Thursday, April 17, 2008

Linus on the gray area in copyright law

I stumbled across an interesting thread while looking for something else (isn't that what you're supposed to do on the web?). Evidently someone suggested having the Linux kernel refuse to load any module (kernel plugins) that wasn't under the GPL, and even went so far as to compose an original poem in order to ensure copyrightability of the kernel (wouldn't any of several existing colorful comments do just as well?).

Linus objects, fairly forcefully, arguing that Linux trying to use technical means to control what can and can't be hooked in is essentially the same as, and no better than, the recording industry trying to use technical means to control who plays what when and where. Both interfere with fair use. You can bring it in, he says, but not in my tree [that is, I won't let you bring in this thing that won't let the kernel bring in other things, but you can make your own kernel with your thing-that-won't-bring-in-certain-other-things ...]. As far as I can tell, the effort failed. Certainly ndiswrapper, which would raise the same sort of issue if removed, is still around.

He then goes on to argue that the concept of a "derived work", which the proponents of the proposal invoked to argue that hooking a module into the kernel brings the module under the same copyright restrictions as the kernel, 1) doesn't work that way and 2) is a gray area with no bright line around it and 3) is deliberately a gray area and moreover it's a good thing it is.

He also makes the very cogent point that copyright is about distribution, not use.


Arching over all this, I think, is a view of how technology relates to the law.

Technology is all about well-defined limits. Code doesn't necessarily do quite what we say it does, but whatever it does do, it does unequivocally. Law is about human nature and behavior. It's built on slipperier notions like precedent and intent. Law is open to interpretation. This is a defining feature. There is no meaningful law without judges.

What I get from Linus here, and maybe this is just because I believe it myself, is that trying to use technology to put well-defined limits on the law is generally counterproductive.

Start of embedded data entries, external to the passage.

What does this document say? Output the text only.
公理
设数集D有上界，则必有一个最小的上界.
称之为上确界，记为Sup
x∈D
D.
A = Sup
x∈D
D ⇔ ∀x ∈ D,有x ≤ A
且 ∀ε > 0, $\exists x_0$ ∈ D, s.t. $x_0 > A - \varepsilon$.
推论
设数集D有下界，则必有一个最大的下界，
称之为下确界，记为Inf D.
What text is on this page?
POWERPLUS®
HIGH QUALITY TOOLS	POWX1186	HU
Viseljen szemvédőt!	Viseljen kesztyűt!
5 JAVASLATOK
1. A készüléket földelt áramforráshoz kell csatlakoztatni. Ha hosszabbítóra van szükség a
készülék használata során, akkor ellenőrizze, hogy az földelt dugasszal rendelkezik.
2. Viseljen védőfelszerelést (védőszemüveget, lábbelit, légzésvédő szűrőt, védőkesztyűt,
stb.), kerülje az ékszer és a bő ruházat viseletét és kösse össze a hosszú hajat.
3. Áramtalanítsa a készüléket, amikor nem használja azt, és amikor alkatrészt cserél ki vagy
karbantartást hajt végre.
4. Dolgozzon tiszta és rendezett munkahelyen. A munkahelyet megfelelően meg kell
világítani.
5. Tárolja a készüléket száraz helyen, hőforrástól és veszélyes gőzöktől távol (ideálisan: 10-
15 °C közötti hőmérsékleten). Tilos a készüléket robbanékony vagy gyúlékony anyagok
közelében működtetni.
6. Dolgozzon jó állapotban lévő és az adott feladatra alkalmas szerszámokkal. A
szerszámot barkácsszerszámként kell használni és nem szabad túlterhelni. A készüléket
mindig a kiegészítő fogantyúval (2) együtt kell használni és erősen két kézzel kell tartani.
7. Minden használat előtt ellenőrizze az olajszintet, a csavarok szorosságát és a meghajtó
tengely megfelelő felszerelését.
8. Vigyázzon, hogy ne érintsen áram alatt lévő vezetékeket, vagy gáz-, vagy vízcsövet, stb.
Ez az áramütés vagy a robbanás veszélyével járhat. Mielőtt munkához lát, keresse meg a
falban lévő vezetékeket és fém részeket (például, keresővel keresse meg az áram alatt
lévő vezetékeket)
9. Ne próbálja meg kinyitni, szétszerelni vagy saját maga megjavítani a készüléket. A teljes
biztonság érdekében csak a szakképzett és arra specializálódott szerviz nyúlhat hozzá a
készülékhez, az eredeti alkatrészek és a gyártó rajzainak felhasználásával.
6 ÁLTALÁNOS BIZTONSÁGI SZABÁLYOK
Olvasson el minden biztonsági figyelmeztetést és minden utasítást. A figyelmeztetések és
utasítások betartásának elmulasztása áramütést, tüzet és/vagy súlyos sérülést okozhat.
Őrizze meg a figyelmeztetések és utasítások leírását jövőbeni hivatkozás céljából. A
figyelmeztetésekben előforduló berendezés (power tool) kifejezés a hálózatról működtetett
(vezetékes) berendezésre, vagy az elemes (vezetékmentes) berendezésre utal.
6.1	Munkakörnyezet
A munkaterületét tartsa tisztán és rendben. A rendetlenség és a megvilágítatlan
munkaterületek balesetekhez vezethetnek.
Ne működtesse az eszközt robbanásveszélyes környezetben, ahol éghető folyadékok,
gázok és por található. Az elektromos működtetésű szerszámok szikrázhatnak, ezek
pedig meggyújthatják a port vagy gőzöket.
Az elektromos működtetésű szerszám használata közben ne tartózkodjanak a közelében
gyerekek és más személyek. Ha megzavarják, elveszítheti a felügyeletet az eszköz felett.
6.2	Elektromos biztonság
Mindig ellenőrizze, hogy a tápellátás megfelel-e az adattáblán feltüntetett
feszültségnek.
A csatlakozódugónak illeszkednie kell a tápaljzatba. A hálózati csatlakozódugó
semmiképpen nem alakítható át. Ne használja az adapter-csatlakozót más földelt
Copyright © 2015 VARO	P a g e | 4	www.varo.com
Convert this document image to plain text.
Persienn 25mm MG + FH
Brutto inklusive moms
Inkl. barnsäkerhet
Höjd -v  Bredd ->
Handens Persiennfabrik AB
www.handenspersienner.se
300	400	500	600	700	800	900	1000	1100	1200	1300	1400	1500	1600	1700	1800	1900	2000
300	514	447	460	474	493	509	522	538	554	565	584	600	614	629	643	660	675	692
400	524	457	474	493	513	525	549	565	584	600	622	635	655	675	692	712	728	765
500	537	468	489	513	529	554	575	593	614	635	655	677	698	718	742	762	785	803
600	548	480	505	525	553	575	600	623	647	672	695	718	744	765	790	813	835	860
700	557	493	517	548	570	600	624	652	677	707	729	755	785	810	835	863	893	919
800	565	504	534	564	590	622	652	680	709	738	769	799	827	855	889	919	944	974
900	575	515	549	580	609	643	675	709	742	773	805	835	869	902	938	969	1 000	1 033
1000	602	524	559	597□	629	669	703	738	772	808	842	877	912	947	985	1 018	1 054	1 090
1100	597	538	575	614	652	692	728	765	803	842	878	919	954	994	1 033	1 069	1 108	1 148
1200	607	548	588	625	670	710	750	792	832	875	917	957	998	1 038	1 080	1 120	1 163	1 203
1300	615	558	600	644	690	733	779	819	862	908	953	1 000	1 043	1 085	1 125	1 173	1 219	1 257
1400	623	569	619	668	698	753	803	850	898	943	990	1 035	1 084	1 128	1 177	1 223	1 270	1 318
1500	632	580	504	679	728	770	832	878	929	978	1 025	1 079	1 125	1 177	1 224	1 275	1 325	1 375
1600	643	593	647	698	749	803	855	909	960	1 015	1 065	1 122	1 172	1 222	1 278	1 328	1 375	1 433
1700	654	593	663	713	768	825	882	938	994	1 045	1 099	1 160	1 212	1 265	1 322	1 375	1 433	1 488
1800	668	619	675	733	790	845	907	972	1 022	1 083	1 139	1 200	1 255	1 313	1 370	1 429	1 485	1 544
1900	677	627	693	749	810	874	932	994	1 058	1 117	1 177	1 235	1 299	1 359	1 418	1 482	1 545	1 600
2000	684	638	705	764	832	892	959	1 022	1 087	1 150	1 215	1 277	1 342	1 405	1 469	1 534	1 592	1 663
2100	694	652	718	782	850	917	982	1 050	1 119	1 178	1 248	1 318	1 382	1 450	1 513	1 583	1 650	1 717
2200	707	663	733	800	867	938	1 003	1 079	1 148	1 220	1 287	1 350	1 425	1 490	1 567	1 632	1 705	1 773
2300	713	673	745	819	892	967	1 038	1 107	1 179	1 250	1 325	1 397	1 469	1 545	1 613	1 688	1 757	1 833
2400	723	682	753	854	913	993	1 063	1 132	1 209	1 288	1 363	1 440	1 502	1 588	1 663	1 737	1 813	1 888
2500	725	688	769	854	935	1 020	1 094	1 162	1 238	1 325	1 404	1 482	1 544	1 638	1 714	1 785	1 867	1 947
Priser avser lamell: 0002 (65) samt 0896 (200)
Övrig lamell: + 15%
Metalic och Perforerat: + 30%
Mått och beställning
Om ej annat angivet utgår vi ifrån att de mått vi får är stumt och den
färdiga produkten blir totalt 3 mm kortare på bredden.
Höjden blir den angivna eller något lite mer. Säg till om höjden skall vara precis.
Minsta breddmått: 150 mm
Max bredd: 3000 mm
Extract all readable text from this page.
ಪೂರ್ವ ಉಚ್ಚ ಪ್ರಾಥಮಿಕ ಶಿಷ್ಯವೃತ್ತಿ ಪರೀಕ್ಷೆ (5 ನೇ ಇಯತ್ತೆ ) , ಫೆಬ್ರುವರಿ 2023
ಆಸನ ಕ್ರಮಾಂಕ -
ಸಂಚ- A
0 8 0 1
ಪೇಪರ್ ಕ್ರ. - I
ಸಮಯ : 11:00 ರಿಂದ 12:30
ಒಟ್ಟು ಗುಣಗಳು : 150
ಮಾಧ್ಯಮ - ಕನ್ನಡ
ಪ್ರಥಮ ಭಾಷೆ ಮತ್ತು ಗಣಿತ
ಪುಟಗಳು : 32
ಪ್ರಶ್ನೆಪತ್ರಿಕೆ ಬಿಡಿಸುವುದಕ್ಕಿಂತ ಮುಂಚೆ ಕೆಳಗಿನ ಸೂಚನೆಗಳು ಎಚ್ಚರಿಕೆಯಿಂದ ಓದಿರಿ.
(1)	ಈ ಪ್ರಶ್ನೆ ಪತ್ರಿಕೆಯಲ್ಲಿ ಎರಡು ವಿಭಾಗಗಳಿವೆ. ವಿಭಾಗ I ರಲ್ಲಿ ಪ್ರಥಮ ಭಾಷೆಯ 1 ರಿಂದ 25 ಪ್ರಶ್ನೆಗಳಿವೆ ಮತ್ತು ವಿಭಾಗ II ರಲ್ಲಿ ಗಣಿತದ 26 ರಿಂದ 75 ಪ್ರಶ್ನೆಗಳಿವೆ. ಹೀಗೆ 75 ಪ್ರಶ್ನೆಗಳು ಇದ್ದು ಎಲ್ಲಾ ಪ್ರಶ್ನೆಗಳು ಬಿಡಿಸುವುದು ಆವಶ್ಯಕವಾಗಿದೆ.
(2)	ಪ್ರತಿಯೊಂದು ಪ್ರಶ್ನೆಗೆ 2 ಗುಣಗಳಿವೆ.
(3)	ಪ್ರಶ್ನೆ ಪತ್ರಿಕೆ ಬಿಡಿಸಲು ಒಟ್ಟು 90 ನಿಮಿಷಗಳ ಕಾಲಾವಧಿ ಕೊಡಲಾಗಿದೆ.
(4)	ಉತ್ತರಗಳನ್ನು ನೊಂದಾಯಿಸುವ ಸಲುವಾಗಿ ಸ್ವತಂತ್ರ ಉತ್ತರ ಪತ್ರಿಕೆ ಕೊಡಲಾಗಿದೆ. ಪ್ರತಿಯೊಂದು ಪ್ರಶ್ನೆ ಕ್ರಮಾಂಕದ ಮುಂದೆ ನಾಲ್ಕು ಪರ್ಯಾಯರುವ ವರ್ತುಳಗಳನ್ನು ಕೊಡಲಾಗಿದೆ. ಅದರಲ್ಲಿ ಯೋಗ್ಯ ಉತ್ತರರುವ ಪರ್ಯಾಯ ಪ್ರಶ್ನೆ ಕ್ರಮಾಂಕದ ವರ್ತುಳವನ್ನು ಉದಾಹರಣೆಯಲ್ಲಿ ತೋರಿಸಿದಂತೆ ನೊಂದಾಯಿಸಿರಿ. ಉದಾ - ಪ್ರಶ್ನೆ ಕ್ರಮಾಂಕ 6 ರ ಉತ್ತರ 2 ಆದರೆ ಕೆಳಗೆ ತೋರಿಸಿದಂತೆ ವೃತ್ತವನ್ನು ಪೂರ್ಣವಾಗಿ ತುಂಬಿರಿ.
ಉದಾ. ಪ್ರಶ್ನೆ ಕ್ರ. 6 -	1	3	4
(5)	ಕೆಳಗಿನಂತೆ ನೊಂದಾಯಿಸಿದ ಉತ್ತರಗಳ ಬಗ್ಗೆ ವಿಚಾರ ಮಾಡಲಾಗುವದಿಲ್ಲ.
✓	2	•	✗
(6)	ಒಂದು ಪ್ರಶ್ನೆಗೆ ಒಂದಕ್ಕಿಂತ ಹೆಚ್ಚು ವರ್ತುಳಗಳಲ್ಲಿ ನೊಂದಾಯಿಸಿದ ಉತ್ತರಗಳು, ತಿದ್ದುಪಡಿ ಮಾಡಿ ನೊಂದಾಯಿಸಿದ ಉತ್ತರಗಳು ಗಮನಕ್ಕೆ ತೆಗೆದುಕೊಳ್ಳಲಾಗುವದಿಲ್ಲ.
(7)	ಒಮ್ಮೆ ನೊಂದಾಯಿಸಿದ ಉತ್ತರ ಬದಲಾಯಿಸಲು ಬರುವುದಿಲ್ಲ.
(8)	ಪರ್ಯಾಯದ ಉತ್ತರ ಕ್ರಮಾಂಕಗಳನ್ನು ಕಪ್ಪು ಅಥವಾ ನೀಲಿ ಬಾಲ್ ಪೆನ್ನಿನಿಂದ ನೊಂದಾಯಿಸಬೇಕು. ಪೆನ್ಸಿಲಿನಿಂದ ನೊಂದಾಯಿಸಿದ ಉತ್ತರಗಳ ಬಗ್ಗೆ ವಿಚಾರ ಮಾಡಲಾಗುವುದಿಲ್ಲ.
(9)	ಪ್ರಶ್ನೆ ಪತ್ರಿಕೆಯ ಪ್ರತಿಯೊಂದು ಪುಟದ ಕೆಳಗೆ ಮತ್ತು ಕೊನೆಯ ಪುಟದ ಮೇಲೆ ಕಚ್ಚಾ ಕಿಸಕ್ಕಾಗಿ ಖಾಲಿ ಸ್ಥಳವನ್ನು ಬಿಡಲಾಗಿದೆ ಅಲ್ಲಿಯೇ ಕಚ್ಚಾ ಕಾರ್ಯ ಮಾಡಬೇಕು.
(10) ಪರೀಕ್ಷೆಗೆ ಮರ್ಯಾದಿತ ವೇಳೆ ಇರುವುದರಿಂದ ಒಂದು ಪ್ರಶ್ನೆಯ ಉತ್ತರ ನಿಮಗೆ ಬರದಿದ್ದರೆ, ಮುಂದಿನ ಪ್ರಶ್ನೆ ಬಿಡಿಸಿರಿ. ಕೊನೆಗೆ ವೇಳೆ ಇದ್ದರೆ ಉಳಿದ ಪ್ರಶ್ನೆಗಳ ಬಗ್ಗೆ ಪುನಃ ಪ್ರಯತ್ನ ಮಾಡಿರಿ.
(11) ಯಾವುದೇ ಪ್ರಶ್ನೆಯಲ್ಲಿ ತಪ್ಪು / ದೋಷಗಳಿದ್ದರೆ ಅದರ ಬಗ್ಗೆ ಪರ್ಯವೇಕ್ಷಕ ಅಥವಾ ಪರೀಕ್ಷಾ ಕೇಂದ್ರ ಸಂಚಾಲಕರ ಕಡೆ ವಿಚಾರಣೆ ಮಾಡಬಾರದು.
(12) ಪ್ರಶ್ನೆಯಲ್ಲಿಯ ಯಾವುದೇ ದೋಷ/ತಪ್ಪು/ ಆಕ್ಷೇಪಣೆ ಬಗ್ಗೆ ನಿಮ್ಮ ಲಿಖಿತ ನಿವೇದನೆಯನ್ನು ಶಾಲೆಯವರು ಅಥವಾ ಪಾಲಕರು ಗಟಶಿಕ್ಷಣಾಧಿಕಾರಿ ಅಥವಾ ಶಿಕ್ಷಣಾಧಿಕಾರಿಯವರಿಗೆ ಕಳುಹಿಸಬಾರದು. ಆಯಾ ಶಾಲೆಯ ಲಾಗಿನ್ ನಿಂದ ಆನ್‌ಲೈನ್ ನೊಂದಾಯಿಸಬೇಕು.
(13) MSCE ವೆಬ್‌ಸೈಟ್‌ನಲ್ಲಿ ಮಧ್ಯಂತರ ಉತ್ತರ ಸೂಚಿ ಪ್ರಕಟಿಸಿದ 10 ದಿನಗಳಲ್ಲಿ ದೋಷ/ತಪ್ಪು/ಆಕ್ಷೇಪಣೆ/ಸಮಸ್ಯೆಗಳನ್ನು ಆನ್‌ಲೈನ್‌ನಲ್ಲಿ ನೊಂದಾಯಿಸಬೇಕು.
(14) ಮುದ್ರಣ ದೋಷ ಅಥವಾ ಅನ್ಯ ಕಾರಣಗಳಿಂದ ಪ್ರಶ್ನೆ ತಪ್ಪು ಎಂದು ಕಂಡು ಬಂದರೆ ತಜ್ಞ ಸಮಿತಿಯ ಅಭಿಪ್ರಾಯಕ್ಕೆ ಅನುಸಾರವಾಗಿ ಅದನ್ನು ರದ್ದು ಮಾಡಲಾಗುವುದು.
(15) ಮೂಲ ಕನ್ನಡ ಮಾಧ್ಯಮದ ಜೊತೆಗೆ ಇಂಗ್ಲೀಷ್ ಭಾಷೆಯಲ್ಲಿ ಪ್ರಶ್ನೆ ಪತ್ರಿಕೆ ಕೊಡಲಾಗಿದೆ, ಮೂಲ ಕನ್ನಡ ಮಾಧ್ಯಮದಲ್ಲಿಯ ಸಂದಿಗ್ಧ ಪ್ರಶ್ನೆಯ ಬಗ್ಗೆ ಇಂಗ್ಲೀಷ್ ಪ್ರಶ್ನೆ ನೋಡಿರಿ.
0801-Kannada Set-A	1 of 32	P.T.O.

A successful law can't be severely at odds with technical reality. It would be pointless, say, to make it illegal to transmit packets with an even number of bytes. Occasionally someone suggests something similarly asinine, but very few such proposals make it out of committee. I'm going to take the opportunity here to blatantly dodge the issue of whether the DMCA is a successful law in this sense.

However, law does best when it steers clear of the technical details. "It's illegal to sell someone else's work without their permission. I don't care how you do it." is much better law than "All computers must provide means to prevent copying of DVDs", which in turn is much better than "All computers must provide this particular means to prevent copying of DVDs."

The first version leaves room for lawyers pitch arguments to judges over what "work" and "permission" mean, but that's what lawyers and judges are supposed to do.

Likewise, code does best when it steers clear of the legal details.